The result was so good that now I have to write it down!  If I had planned this dish I might have used upgraded items like ricotta or my own marinara sauce, but either way, this tasted delicious.

First I took out a package of chicken thighs from what was left in the freezer and trimmed off all the fat and cubed the meat into 1/2 inch pieces.  Then I sautéed with some garlic and onion salt (no fresh onions or garlic in the house, remember?) and an Italian seasoning mix which had basil, oregano, rosemary, parsley, and marjoram in the mix.

Then I put the following into a mixing bowl: 2 cups of cottage cheese, I think a cup of grated mozzarella from the freezer,  a 1/2 cup of grated Parmesan, some chopped fresh parsley (I did have a pot of fresh parsley in the house), 1 egg, and some salt and pepper.
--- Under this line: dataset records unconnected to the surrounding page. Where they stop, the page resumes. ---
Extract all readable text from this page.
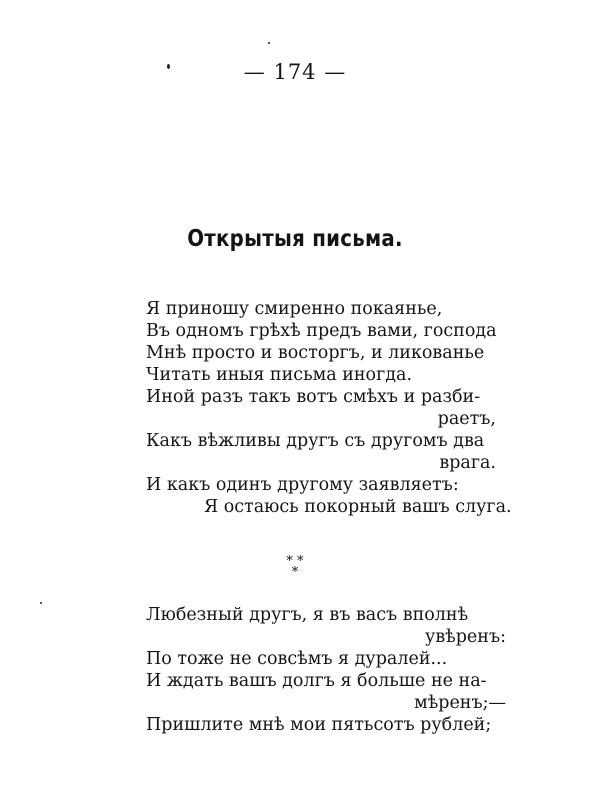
— 174 —
Открытыя письма.
Я приношу смиренно покаянье,
Въ одномъ грѣхѣ предъ вами, господа
Мнѣ просто и восторгъ, и ликованье
Читать иныя письма иногда.
Иной разъ такъ вотъ смѣхъ и разби-
раетъ,
Какъ вѣжливы другъ съ другомъ два
врага.
И какъ одинъ другому заявляетъ:
Я остаюсь покорный вашъ слуга.
* *
*
Любезный другъ, я въ васъ вполнѣ
увѣренъ:
По тоже не совсѣмъ я дуралей...
И ждать вашъ долгъ я больше не на-
мѣренъ;—
Пришлите мнѣ мои пятьсотъ рублей;
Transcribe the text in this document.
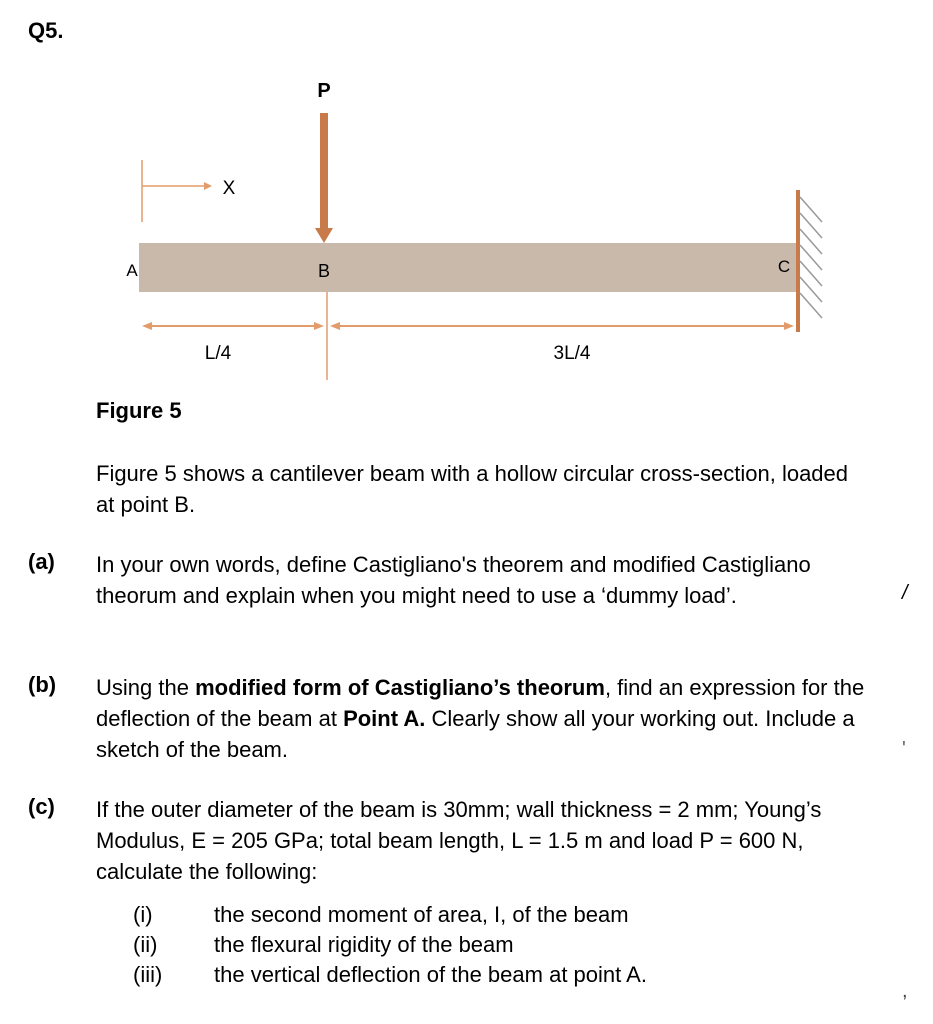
Q5.
P
X
A	B	C
L/4	3L/4
Figure 5
Figure 5 shows a cantilever beam with a hollow circular cross-section, loaded at point B.
(a) In your own words, define Castigliano's theorem and modified Castigliano theorum and explain when you might need to use a ‘dummy load’.
(b) Using the modified form of Castigliano’s theorum, find an expression for the deflection of the beam at Point A. Clearly show all your working out. Include a sketch of the beam.
(c) If the outer diameter of the beam is 30mm; wall thickness = 2 mm; Young’s Modulus, E = 205 GPa; total beam length, L = 1.5 m and load P = 600 N, calculate the following:
(i)	the second moment of area, I, of the beam
(ii)	the flexural rigidity of the beam
(iii) the vertical deflection of the beam at point A.
/
'
,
And then I added the cooked chicken:

I had some of a jar of Rao’s marinara leftover, so spread some of that into the bottom of a Pyrex casserole dish.

I had 1/2 box of pasta shells in the pantry so I had cooked those, so I proceeded to stuff the chicken mixture into the shells and place into the dish and topped with the rest of the marinara (there wasn’t a lot left).

I topped with some more of the grated mozzarella and put into the oven at 350 Fahrenheit for 30-45 minutes.

It was so good!  I’ll make it again, and maybe tweak it a bit, but we ate every bit of it as is.